Per Biden però, non sono finiti i problemi. Infatti, anche se le possibilità che Trump gli rubi l’elezione siano molto basse, Il nuovo presidente dovrà affrontare anche un altro ostacolo, ovvero il Senato. All’interno del sistema legislativo americano il Senato ha un grosso peso, esso infatti può, assieme alla Camera dei Rappresentanti, porre un veto alle proposte dell’esecutivo oppure approvarle, facendole diventare legge. Per il presidente in carica, quindi, è un problema quando al Senato la maggioranza è rappresentata dal partito opposto, in quanto lo costringe a cercare un punto comune tra la sua visione e quella dell’altro partito. Allo stesso modo, una maggioranza repubblicana al Senato potrebbe obbligare Biden a rinunciare ai punti più radicali del suo programma elettorale, come la codifica della legge sull’aborto in legge federale e il progetto nazionale di conversione energetica all’energia verde. Certezze, però, purtroppo non ce ne sono. Il Senato attualmente ha due seggi vacanti, entrambi saranno assegnati dallo stato della Georgia che, però, perché nessun candidato ha raggiunto la soglia del 50%+1 dei voti, andrà al ballottaggio che si terrà il 5 gennaio. Questi due seggi sono decisivi per Biden, in quanto se verranno assegnati ai democratici il Senato avrà un pareggio di 50-50 spezzato dal voto della vicepresidente che, appunto, ha diritto di voto al Senato solo in caso di pareggio.

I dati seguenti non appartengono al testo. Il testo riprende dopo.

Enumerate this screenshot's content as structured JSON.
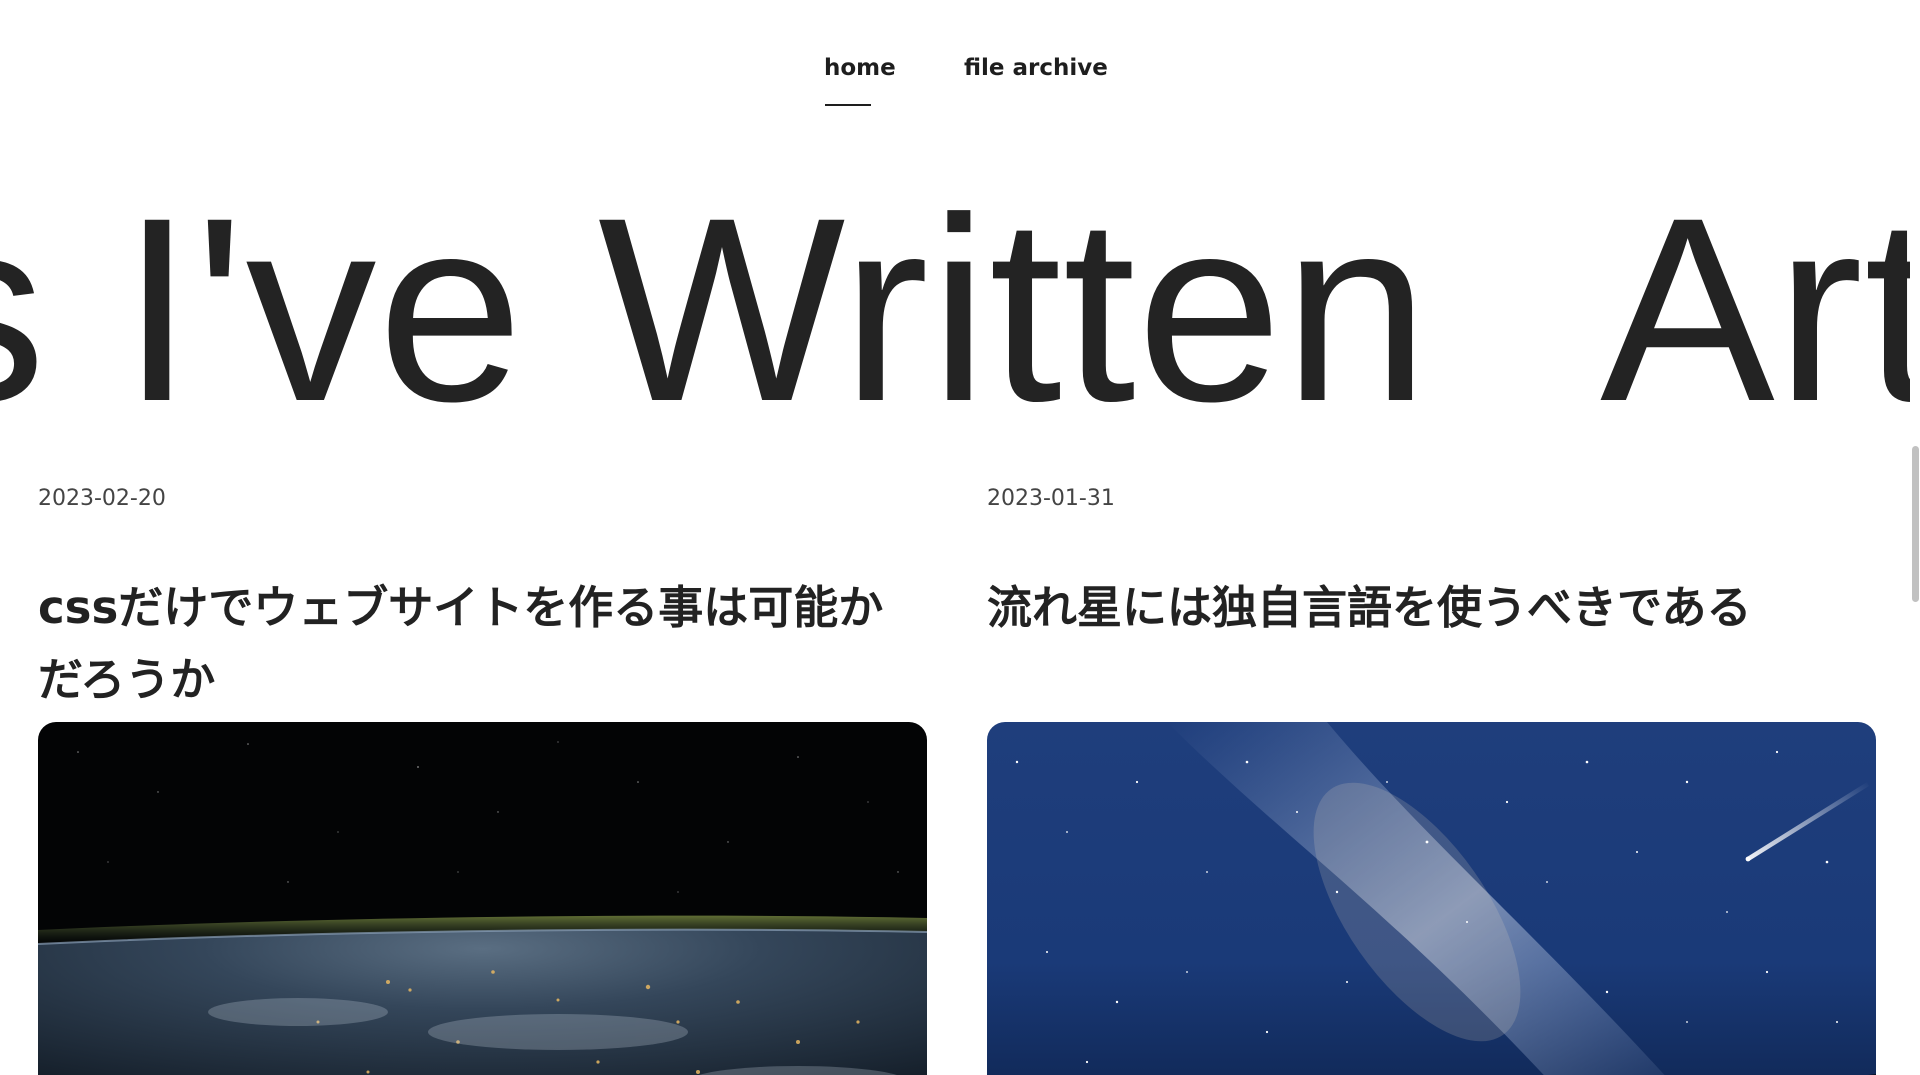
{
  "nav": {
    "items": [
      {
        "label": "home",
        "active": true
      },
      {
        "label": "file archive",
        "active": false
      }
    ]
  },
  "marquee": {
    "text": "Articles I've Written"
  },
  "articles": [
    {
      "date": "2023-02-20",
      "title": "cssだけでウェブサイトを作る事は可能かだろうか",
      "image": "earth-from-space-at-night"
    },
    {
      "date": "2023-01-31",
      "title": "流れ星には独自言語を使うべきである",
      "image": "milky-way-with-shooting-star"
    }
  ],
  "colors": {
    "text": "#222222",
    "background": "#ffffff",
    "date": "#444444"
  }
}
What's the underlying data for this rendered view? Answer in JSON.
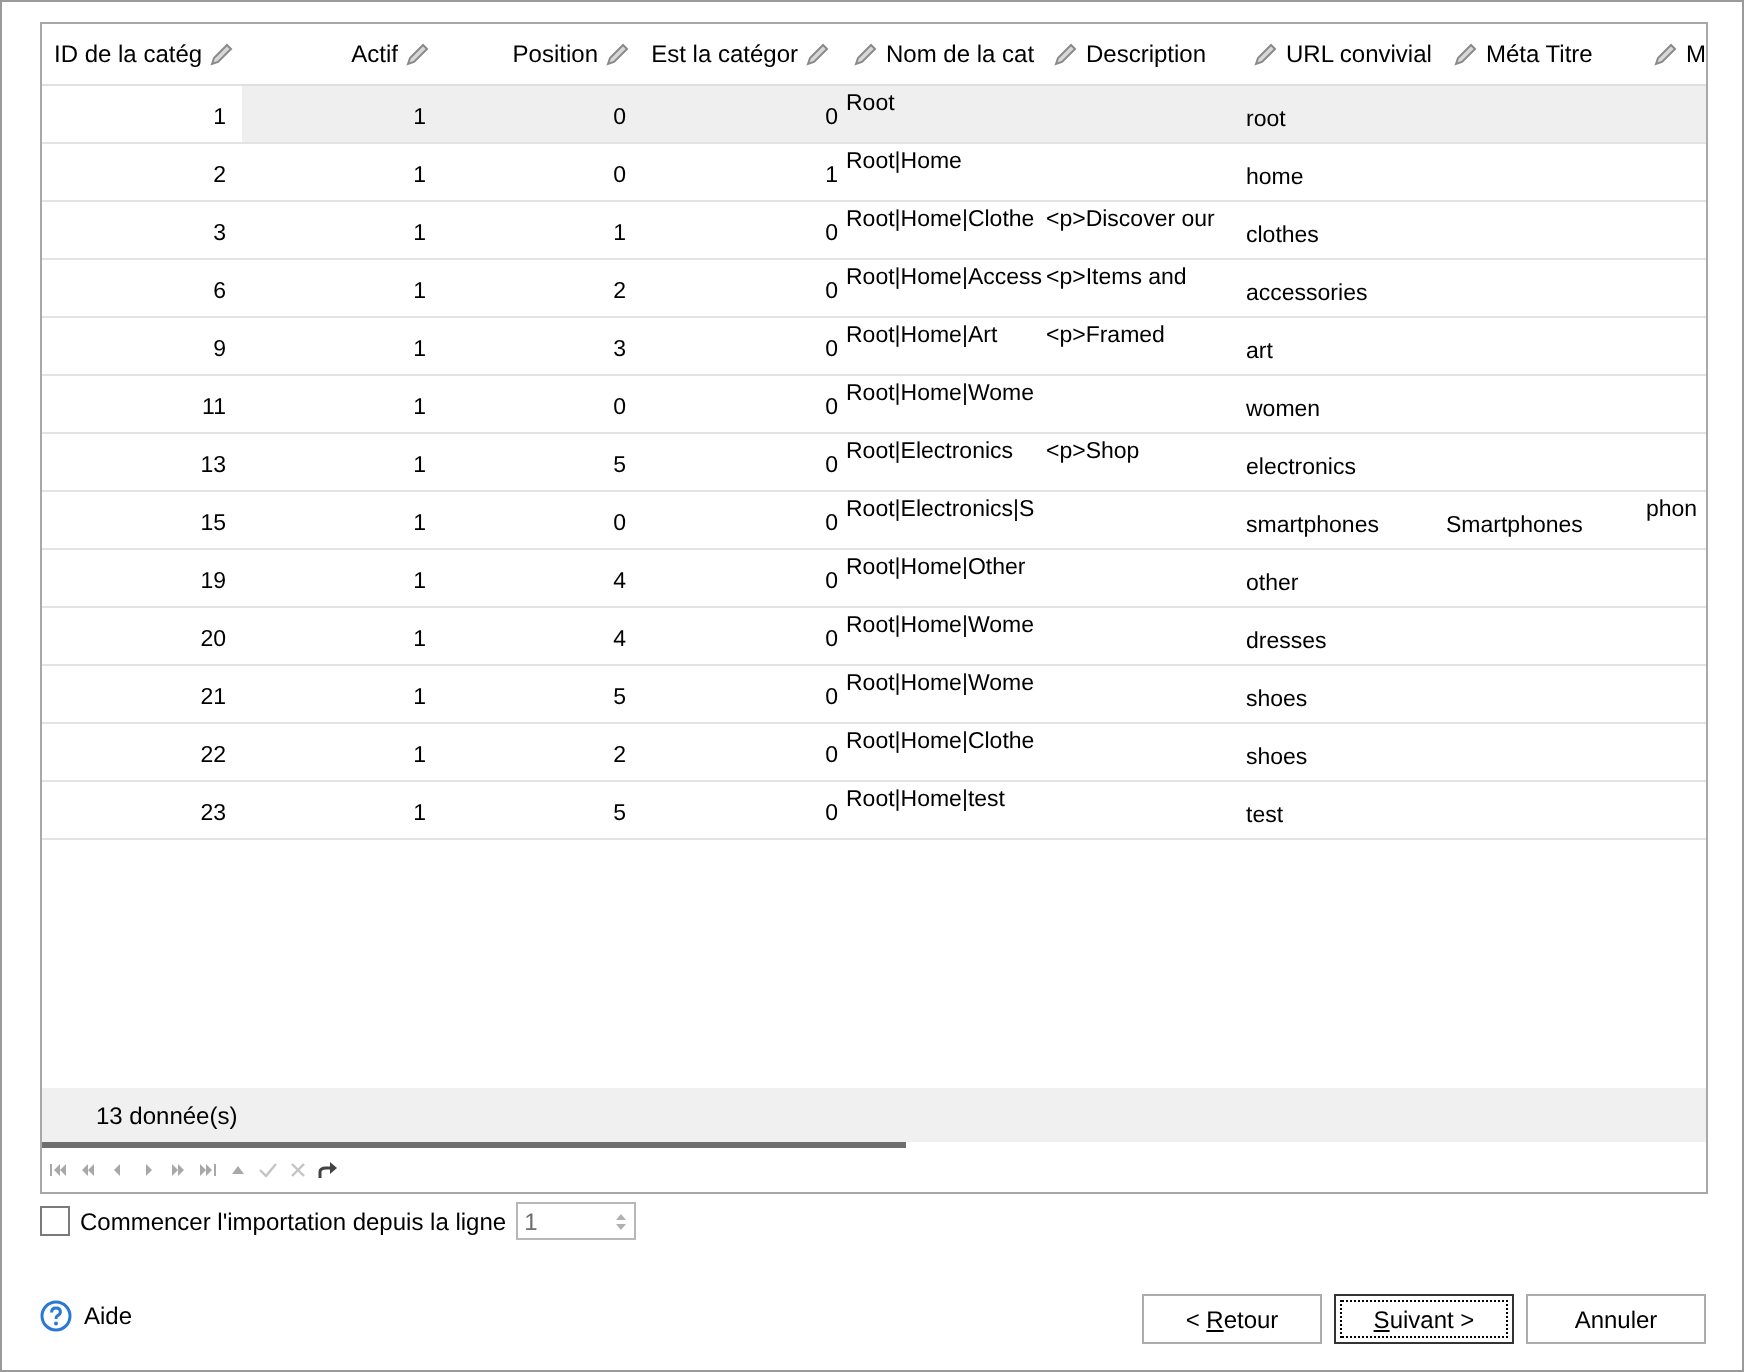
{
  "grid": {
    "columns": [
      {
        "label": "ID de la catég",
        "kind": "numeric"
      },
      {
        "label": "Actif",
        "kind": "numeric"
      },
      {
        "label": "Position",
        "kind": "numeric"
      },
      {
        "label": "Est la catégor",
        "kind": "numeric"
      },
      {
        "label": "Nom de la cat",
        "kind": "label"
      },
      {
        "label": "Description",
        "kind": "label"
      },
      {
        "label": "URL convivial",
        "kind": "slug"
      },
      {
        "label": "Méta Titre",
        "kind": "slug"
      },
      {
        "label": "M",
        "kind": "label"
      }
    ],
    "rows": [
      {
        "selected": true,
        "cells": [
          {
            "text": "1"
          },
          {
            "text": "1"
          },
          {
            "text": "0"
          },
          {
            "text": "0"
          },
          {
            "text": "Root"
          },
          {},
          {
            "text": "root"
          },
          {},
          {}
        ]
      },
      {
        "selected": false,
        "cells": [
          {
            "text": "2"
          },
          {
            "text": "1"
          },
          {
            "text": "0"
          },
          {
            "text": "1"
          },
          {
            "text": "Root|Home"
          },
          {},
          {
            "text": "home"
          },
          {},
          {}
        ]
      },
      {
        "selected": false,
        "cells": [
          {
            "text": "3"
          },
          {
            "text": "1"
          },
          {
            "text": "1"
          },
          {
            "text": "0"
          },
          {
            "text": "Root|Home|Clothe"
          },
          {
            "text": "<p>Discover our"
          },
          {
            "text": "clothes"
          },
          {},
          {}
        ]
      },
      {
        "selected": false,
        "cells": [
          {
            "text": "6"
          },
          {
            "text": "1"
          },
          {
            "text": "2"
          },
          {
            "text": "0"
          },
          {
            "text": "Root|Home|Access"
          },
          {
            "text": "<p>Items and"
          },
          {
            "text": "accessories"
          },
          {},
          {}
        ]
      },
      {
        "selected": false,
        "cells": [
          {
            "text": "9"
          },
          {
            "text": "1"
          },
          {
            "text": "3"
          },
          {
            "text": "0"
          },
          {
            "text": "Root|Home|Art"
          },
          {
            "text": "<p>Framed"
          },
          {
            "text": "art"
          },
          {},
          {}
        ]
      },
      {
        "selected": false,
        "cells": [
          {
            "text": "11"
          },
          {
            "text": "1"
          },
          {
            "text": "0"
          },
          {
            "text": "0"
          },
          {
            "text": "Root|Home|Wome"
          },
          {},
          {
            "text": "women"
          },
          {},
          {}
        ]
      },
      {
        "selected": false,
        "cells": [
          {
            "text": "13"
          },
          {
            "text": "1"
          },
          {
            "text": "5"
          },
          {
            "text": "0"
          },
          {
            "text": "Root|Electronics"
          },
          {
            "text": "<p>Shop"
          },
          {
            "text": "electronics"
          },
          {},
          {}
        ]
      },
      {
        "selected": false,
        "cells": [
          {
            "text": "15"
          },
          {
            "text": "1"
          },
          {
            "text": "0"
          },
          {
            "text": "0"
          },
          {
            "text": "Root|Electronics|S"
          },
          {},
          {
            "text": "smartphones"
          },
          {
            "text": "Smartphones"
          },
          {
            "text": "phon"
          }
        ]
      },
      {
        "selected": false,
        "cells": [
          {
            "text": "19"
          },
          {
            "text": "1"
          },
          {
            "text": "4"
          },
          {
            "text": "0"
          },
          {
            "text": "Root|Home|Other"
          },
          {},
          {
            "text": "other"
          },
          {},
          {}
        ]
      },
      {
        "selected": false,
        "cells": [
          {
            "text": "20"
          },
          {
            "text": "1"
          },
          {
            "text": "4"
          },
          {
            "text": "0"
          },
          {
            "text": "Root|Home|Wome"
          },
          {},
          {
            "text": "dresses"
          },
          {},
          {}
        ]
      },
      {
        "selected": false,
        "cells": [
          {
            "text": "21"
          },
          {
            "text": "1"
          },
          {
            "text": "5"
          },
          {
            "text": "0"
          },
          {
            "text": "Root|Home|Wome"
          },
          {},
          {
            "text": "shoes"
          },
          {},
          {}
        ]
      },
      {
        "selected": false,
        "cells": [
          {
            "text": "22"
          },
          {
            "text": "1"
          },
          {
            "text": "2"
          },
          {
            "text": "0"
          },
          {
            "text": "Root|Home|Clothe"
          },
          {},
          {
            "text": "shoes"
          },
          {},
          {}
        ]
      },
      {
        "selected": false,
        "cells": [
          {
            "text": "23"
          },
          {
            "text": "1"
          },
          {
            "text": "5"
          },
          {
            "text": "0"
          },
          {
            "text": "Root|Home|test"
          },
          {},
          {
            "text": "test"
          },
          {},
          {}
        ]
      }
    ],
    "footer": "13 donnée(s)"
  },
  "start_row": {
    "checked": false,
    "label": "Commencer l'importation depuis la ligne",
    "value": "1",
    "disabled": true
  },
  "help": {
    "label": "Aide"
  },
  "buttons": [
    {
      "label_parts": [
        {
          "text": "< ",
          "underlined": false
        },
        {
          "text": "R",
          "underlined": true
        },
        {
          "text": "etour",
          "underlined": false
        }
      ],
      "default": false
    },
    {
      "label_parts": [
        {
          "text": "S",
          "underlined": true
        },
        {
          "text": "uivant >",
          "underlined": false
        }
      ],
      "default": true
    },
    {
      "label_parts": [
        {
          "text": "Annuler",
          "underlined": false
        }
      ],
      "default": false
    }
  ]
}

Insomma, le elezioni si sono ormai già svolte da un po’. I voti sono stati già contati e ricontati più volte. Ma, purtroppo, l’infinita complessità di un sistema imperfetto ha reso la prima potenza mondiale economica, militare e politica ciò che meno può essere definito un “faro di democrazia”, mettendo alla luce gli aspetti più caotici e grotteschi di un enorme sistema burocratico su cui tutto il mondo si affida, ma a cui basta un eccentrico “NO” per andare in cortocircuito.